2009; Santarnecchi et al.
2015), but also pathological conditions such as depression and schizophrenia (Henriques and Davidson
1991; Stephane et al.
2001; Flor-Henry et al.
2004; Frith
2005; Moore et al.
2009; Nielsen et al.
2013; Santarnecchi et al.
2015).
The method for determining the ROIs plays a key role within the approach used here. We choose a Freesurfer automatic parcellation scheme (Fischl
2004; Desikan et al.
2006), which uses geometric information derived from the individual cortical model in addition to neuroanatomical convention. First, the amount of asymmetry is inversely proportional to how well the parcellation algorithm performs at defining two anatomically homologue areas, as AFC will increase when homologue areas are ill defined. Although errors in ROI definitions must have occurred as no perfect methods for areal segmentation exist, such errors cannot account for the current observations. While substantial random errors in segmentation would have prevented us from observing any effects, systematic errors can be refuted by a simple thought experiment. If two homologue areas are defined incorrectly, or more incorrectly than others, this would affect all connections involving the homologue ROI pair, not only specific ones. Anatomical asymmetry would be reflected by crossing vertical and horizontal lines of large effects (both positive and negative) in the asymmetry matrices. None of our findings meet this criterion. Second, the choice for these ROIs roughly determines the minimum spatial scale at which the asymmetries can be detected, which more or less matches the spatial scales of the RS networks as they are found by independent component analysis (Damoiseaux et al.

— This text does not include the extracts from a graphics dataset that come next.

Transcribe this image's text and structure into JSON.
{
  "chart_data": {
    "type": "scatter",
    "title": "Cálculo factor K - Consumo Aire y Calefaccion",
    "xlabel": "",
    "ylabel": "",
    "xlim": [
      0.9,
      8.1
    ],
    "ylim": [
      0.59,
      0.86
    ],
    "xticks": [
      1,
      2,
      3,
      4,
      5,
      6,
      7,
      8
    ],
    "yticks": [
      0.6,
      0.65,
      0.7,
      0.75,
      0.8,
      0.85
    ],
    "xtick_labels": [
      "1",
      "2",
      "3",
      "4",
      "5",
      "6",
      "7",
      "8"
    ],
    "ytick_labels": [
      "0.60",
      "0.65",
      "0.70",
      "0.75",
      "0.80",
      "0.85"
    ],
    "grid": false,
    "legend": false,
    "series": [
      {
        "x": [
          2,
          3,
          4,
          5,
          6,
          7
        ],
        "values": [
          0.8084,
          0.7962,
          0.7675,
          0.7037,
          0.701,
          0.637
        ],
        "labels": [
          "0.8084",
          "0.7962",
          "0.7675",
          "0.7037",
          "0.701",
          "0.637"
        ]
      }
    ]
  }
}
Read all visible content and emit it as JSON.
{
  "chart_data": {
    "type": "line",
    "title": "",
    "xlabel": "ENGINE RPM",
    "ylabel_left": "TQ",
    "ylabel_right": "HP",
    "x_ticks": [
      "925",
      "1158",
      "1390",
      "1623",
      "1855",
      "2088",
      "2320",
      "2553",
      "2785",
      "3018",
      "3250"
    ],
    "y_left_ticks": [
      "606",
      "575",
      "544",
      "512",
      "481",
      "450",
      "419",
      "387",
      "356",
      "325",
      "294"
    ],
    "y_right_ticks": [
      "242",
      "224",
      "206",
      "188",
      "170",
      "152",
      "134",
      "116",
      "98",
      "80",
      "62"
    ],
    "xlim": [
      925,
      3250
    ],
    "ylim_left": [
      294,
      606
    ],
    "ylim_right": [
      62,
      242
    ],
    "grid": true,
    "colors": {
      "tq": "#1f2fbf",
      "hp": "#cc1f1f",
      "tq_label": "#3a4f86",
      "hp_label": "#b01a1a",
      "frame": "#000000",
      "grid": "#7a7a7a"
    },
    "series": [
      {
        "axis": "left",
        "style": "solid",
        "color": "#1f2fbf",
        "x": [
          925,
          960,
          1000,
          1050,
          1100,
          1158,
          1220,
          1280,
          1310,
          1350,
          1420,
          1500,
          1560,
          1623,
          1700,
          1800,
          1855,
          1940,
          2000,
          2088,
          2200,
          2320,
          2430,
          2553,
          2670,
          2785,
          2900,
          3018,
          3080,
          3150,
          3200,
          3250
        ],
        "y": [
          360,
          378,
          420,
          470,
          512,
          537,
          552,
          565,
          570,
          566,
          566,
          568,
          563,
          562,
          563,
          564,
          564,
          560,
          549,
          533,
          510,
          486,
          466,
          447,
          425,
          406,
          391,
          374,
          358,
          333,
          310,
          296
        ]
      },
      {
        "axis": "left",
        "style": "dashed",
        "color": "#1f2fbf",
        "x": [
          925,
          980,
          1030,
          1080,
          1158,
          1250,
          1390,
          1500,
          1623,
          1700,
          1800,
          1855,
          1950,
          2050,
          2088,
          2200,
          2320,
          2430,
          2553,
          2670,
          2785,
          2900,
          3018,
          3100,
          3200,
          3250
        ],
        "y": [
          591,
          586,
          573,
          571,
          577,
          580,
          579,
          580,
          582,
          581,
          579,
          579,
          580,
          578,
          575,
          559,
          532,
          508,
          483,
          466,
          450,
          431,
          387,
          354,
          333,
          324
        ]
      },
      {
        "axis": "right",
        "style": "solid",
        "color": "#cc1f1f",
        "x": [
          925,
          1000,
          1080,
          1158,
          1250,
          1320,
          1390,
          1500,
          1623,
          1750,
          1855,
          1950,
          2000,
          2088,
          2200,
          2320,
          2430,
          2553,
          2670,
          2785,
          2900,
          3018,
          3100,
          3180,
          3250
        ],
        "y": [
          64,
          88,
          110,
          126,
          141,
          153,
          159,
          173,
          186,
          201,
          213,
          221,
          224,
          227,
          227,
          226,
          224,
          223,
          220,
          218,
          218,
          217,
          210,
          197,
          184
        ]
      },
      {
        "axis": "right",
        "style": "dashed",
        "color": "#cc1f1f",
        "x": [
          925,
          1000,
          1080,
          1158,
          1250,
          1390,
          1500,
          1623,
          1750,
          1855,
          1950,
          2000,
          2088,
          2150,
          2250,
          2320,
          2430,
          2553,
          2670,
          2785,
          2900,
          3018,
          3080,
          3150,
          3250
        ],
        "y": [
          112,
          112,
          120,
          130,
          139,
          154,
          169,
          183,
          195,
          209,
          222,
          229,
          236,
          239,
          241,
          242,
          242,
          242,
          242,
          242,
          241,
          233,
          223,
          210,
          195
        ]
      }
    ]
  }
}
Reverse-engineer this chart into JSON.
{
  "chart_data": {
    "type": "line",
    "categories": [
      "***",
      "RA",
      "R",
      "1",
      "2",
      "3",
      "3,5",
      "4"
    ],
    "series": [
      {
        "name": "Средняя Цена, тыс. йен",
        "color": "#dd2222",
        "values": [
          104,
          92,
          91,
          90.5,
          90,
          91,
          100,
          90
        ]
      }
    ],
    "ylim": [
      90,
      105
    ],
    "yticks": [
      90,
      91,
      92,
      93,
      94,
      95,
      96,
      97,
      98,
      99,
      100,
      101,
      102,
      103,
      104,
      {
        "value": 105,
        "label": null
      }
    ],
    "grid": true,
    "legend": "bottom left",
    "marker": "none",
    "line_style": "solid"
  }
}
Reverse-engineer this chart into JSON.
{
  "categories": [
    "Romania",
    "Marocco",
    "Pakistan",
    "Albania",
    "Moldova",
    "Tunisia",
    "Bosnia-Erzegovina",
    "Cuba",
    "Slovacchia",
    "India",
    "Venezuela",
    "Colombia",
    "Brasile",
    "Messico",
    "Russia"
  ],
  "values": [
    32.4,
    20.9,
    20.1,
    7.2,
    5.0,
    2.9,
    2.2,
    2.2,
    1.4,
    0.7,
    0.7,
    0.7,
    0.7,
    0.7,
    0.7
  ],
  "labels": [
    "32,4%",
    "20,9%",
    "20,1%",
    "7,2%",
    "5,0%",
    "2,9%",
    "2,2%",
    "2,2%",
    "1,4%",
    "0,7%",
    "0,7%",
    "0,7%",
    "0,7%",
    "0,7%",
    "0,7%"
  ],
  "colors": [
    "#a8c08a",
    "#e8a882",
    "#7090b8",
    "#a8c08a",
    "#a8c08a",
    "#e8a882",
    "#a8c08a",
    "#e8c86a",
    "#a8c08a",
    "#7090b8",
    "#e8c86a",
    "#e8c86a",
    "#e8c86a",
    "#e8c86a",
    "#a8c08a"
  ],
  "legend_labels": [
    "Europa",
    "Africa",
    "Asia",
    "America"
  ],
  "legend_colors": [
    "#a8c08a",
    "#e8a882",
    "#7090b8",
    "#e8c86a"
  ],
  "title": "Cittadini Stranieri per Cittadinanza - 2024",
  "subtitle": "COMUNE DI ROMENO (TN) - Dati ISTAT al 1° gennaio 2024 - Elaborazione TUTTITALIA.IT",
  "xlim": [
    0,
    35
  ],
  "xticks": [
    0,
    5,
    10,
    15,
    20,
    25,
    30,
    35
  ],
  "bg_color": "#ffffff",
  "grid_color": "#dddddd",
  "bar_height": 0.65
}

2006). While more detailed asymmetries could in theory be investigated using smaller ROIs, this would increase the amount of error in the ROI definitions, and reduce the statistical power of the study.
A major potential shortcoming of this study is confounding of AFC by large-scale susceptibility effects. It has been shown that such artifacts can lead to incorrect conclusions regarding lateralization of brain functions when the phase-encoding direction is either LR or RL (Mathiak et al.
2012). These effects were counteracted in the HCP pipeline by corrections for spatial distortions (Glasser et al.
2013), and by combining data sets with LR and RL phase-encoding directions. By testing asymmetry in the effect for LR vs. LR phase-encoding directions, we found that these countermeasures were almost fully successful, except for some connections involving areas close to the nasal cavities. Perhaps, around this area, even small systematic asymmetries in anatomical structure may lead to detectable asymmetries in large-scale susceptibility effects. However, none of the detected patterns of asymmetry primarily involved connectivity with these areas.